BIM Module for Deep Learning-driven parametric IFC reconstruction

Oscar Roman, Maarten Bassier, Sam De Geyter, Heinder De Winter, Elisa Mariarosaria Farella, and Fabio Remondino

Keywords: Automation in constructions, Deep-Learning, Scan-to-BIM, Semantic segmentation, Computational Geometry

Abstract. The creation of Building Information Models (BIM) is driven by cutting-edge software applications, plug-ins, and APIs that constitute the backbone of BIM authoring tools. While free tools and APIs offer visualization and customization options, geometric modelling remains largely restricted to interactive work and proprietary platforms, which sometimes limits flexibility and efficiency.

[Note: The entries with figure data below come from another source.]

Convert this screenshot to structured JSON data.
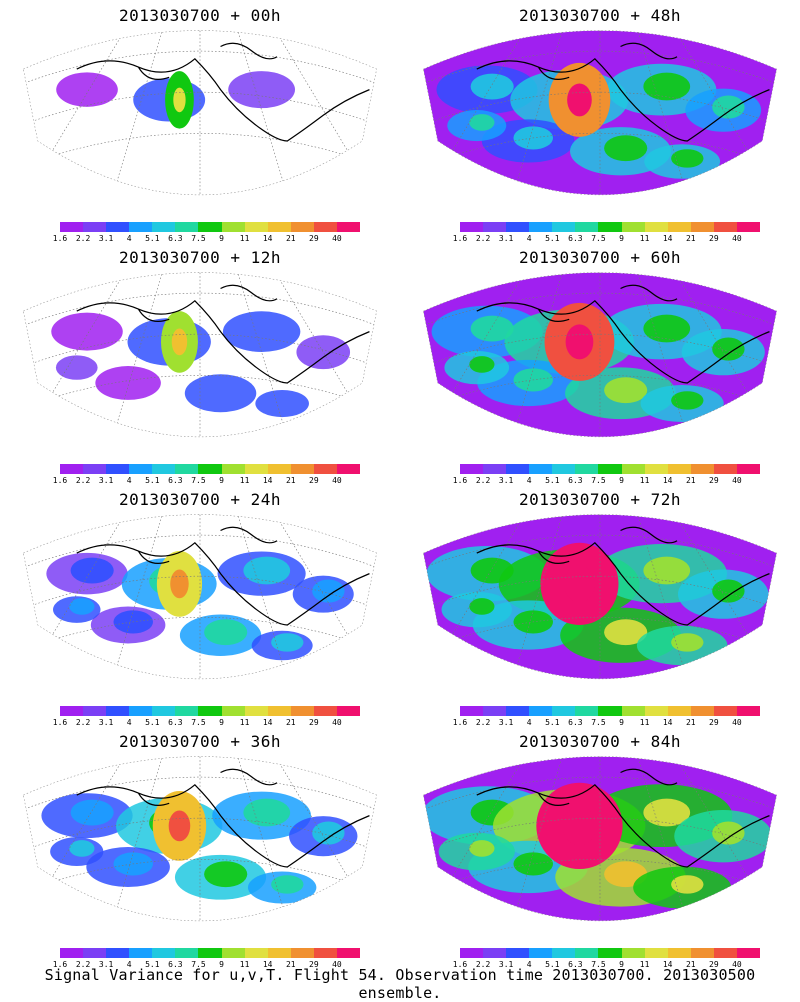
{
  "footer": "Signal Variance for u,v,T. Flight 54. Observation time 2013030700. 2013030500 ensemble.",
  "colorbar": {
    "labels": [
      "1.6",
      "2.2",
      "3.1",
      "4",
      "5.1",
      "6.3",
      "7.5",
      "9",
      "11",
      "14",
      "21",
      "29",
      "40"
    ],
    "colors": [
      "#a020f0",
      "#7b3ff5",
      "#3050ff",
      "#18a0ff",
      "#20c8e0",
      "#20d8a0",
      "#10c810",
      "#a0e030",
      "#e0e040",
      "#f0c030",
      "#f09030",
      "#f05040",
      "#f0106e"
    ]
  },
  "panels": [
    {
      "title": "2013030700 + 00h",
      "level": 0
    },
    {
      "title": "2013030700 + 48h",
      "level": 4
    },
    {
      "title": "2013030700 + 12h",
      "level": 1
    },
    {
      "title": "2013030700 + 60h",
      "level": 5
    },
    {
      "title": "2013030700 + 24h",
      "level": 2
    },
    {
      "title": "2013030700 + 72h",
      "level": 6
    },
    {
      "title": "2013030700 + 36h",
      "level": 3
    },
    {
      "title": "2013030700 + 84h",
      "level": 7
    }
  ]
}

There are still only a few comprehensive workflows that fully automate the reconstruction of building elements from reality-based surveyed data. This paper introduces an innovative reconstruction pipeline developed for the Scan-to-BIM Challenge at the CVPR 2024 Workshop, where it achieved second place in the competition. A deep learning (DL)-driven BIM Module for parametric IFC reconstruction is designed to accurately reconstruct both primary and secondary building elements within a BIM framework, starting from unstructured point cloud data captured via Terrestrial Laser Scanning (TLS). By leveraging DL techniques, particularly Convolutional Neural Networks (CNNs) and Transformers Networks (PTv3), our approach uses late fusion instance segmentation across both 2D and 3D modalities to accurately identify and reconstruct class-specific elements. The pipeline ultimately generates Industry Foundation Classes (IFC) elements, enhancing modelling accuracy, parameter estimation, and consistency in subsequent stages. Results highlight the pipeline’s strong performance on various datasets, underscoring the crucial role of DL in advancing Scan-to-BIM workflows.